To Andrea Franchini’s eye, the apartment checked all the boxes. It occupied the parlor floor of a turn-of-the-century Manhattan townhouse. It had a fireplace. Two bedrooms. A patio. A prime location in Chelsea that offered just the sort of lived-in neighborhood feel that Andrea, a native of Rome and a New Yorker since 2010, was after. “I knew it was mine right away,” he says. “I made a deal with the seller that same night.” The apartment’s only downfall was its dated interior, which had remained untouched since the 1970s. But for that, its new owner had a vision—and an expert team to help him realize it.
Architect Brad Sherman constructed living room steps that also serve as supplementary seating. (left)
Architect Brad Sherman of Float Studio and interior designer Patrick McGrath, longtime friends, were enlisted to aid in a top-to-bottom overhaul that spanned three months and encompassed a host of impactful changes. To create the modern urban oasis Andrea had in mind, walls were removed to maximize natural light, solid doors were replaced with glass, and pre-existing molding and trim were boxed out in favor of cleaner lines and corners.
Most often, Andrea can be found in the den, reading or watching a movie. “I like to open the patio door and let the fresh air come in,” he says.
Andrea, who works as the assistant regional director of culture and entertainment for Edition Hotels, needed space to host friends, so a midcentury-inspired sunken living room—complete with cove lighting and steps that double as additional seating—was constructed to comfortably accommodate 15—or, for a party, “up to 30,” he says.
An Ettore Sottsass marble table holds a Tina Barney portrait of Italian art dealer Leo Castelli.
The apartment’s true scene-stealers, however, are pieces from Andrea’s growing collection of furniture—including standouts by Pierre Paulin, Gio Ponti, Ettore Sottsass, Mies van der Rohe, and Donald Judd—and photography (think Robert Mapplethorpe, Peter Hujar, Bruce Weber, and more). “I see this space as a tribute to my first 10 years in New York City,” he says, “and a reflection of how my tastes were influenced by the art and design community that I’ve been lucky enough to meet here.”
Once a separate room, the matte black kitchen now looks out on the light-filled living area.
White walls allow brightly colored furniture—like a vintage Massimo Vignelli sofa, and these lilac Pierre Paulin lounge chairs—to pop.

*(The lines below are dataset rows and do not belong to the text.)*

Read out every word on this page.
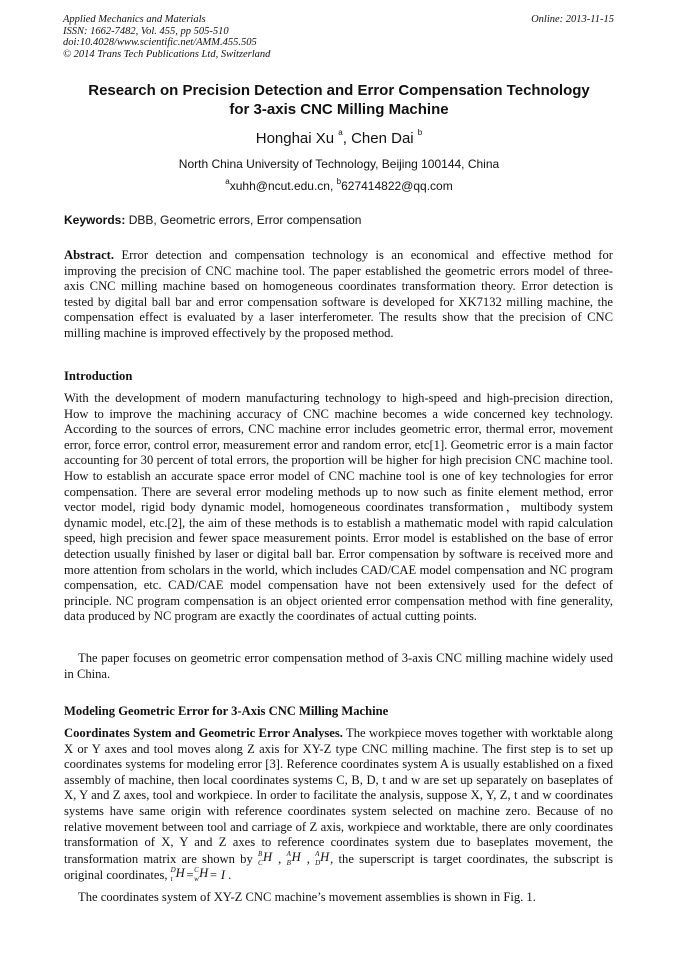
Applied Mechanics and Materials
ISSN: 1662-7482, Vol. 455, pp 505-510
doi:10.4028/www.scientific.net/AMM.455.505
© 2014 Trans Tech Publications Ltd, Switzerland
Online: 2013-11-15
Research on Precision Detection and Error Compensation Technology
for 3-axis CNC Milling Machine
Honghai Xu $^a$, Chen Dai $^b$
North China University of Technology, Beijing 100144, China
$^a$xuhh@ncut.edu.cn, $^b$627414822@qq.com
Keywords: DBB, Geometric errors, Error compensation
Abstract. Error detection and compensation technology is an economical and effective method for improving the precision of CNC machine tool. The paper established the geometric errors model of three-axis CNC milling machine based on homogeneous coordinates transformation theory. Error detection is tested by digital ball bar and error compensation software is developed for XK7132 milling machine, the compensation effect is evaluated by a laser interferometer. The results show that the precision of CNC milling machine is improved effectively by the proposed method.
Introduction
With the development of modern manufacturing technology to high-speed and high-precision direction, How to improve the machining accuracy of CNC machine becomes a wide concerned key technology. According to the sources of errors, CNC machine error includes geometric error, thermal error, movement error, force error, control error, measurement error and random error, etc[1]. Geometric error is a main factor accounting for 30 percent of total errors, the proportion will be higher for high precision CNC machine tool. How to establish an accurate space error model of CNC machine tool is one of key technologies for error compensation. There are several error modeling methods up to now such as finite element method, error vector model, rigid body dynamic model, homogeneous coordinates transformation，multibody system dynamic model, etc.[2], the aim of these methods is to establish a mathematic model with rapid calculation speed, high precision and fewer space measurement points. Error model is established on the base of error detection usually finished by laser or digital ball bar. Error compensation by software is received more and more attention from scholars in the world, which includes CAD/CAE model compensation and NC program compensation, etc. CAD/CAE model compensation have not been extensively used for the defect of principle. NC program compensation is an object oriented error compensation method with fine generality, data produced by NC program are exactly the coordinates of actual cutting points.
The paper focuses on geometric error compensation method of 3-axis CNC milling machine widely used in China.
Modeling Geometric Error for 3-Axis CNC Milling Machine
Coordinates System and Geometric Error Analyses. The workpiece moves together with worktable along X or Y axes and tool moves along Z axis for XY-Z type CNC milling machine. The first step is to set up coordinates systems for modeling error [3]. Reference coordinates system A is usually established on a fixed assembly of machine, then local coordinates systems C, B, D, t and w are set up separately on baseplates of X, Y and Z axes, tool and workpiece. In order to facilitate the analysis, suppose X, Y, Z, t and w coordinates systems have same origin with reference coordinates system selected on machine zero. Because of no relative movement between tool and carriage of Z axis, workpiece and worktable, there are only coordinates transformation of X, Y and Z axes to reference coordinates system due to baseplates movement, the transformation matrix are shown by B
C H , A
B H , A
D H , the superscript is target coordinates, the subscript is original coordinates, D
t H = C
w H = I .
The coordinates system of XY-Z CNC machine’s movement assemblies is shown in Fig. 1.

His career in hospitality has made an impact as well. But despite the implications of a 30-person living room, Andrea insists he prefers something more low-key when he’s off the clock. “Most of the entertaining I do happens at work,” he says. “Home is just for myself and my closest friends.”
Do It Yourself
When working with statement furniture, keep surroundings simple. As shown throughout this space, white walls and understated accents allow bolder pieces to take center stage.
Embrace dayb as a guest room “do.” The custom piece in Andrea’s den functions as a full-size bed when guests come to stay—and as a cozy, extra-deep sofa once they’ve left.
Match lighting to mood. In this apartment’s minimal master bedroom, a single suspended bulb is an elegant stand-in for a traditional bide lamp; in the living room, cove lighting adds warmth and just the right amount of drama.
“I was inspired by my time here in New York and by my Italian roots,” Andrea says of his vision for the space. “But I also drew inspiration from the houses designed by Luis Barragan in CDMX, John Lautner in L.A., and Donald Judd in Marfa—all of which are places I love.”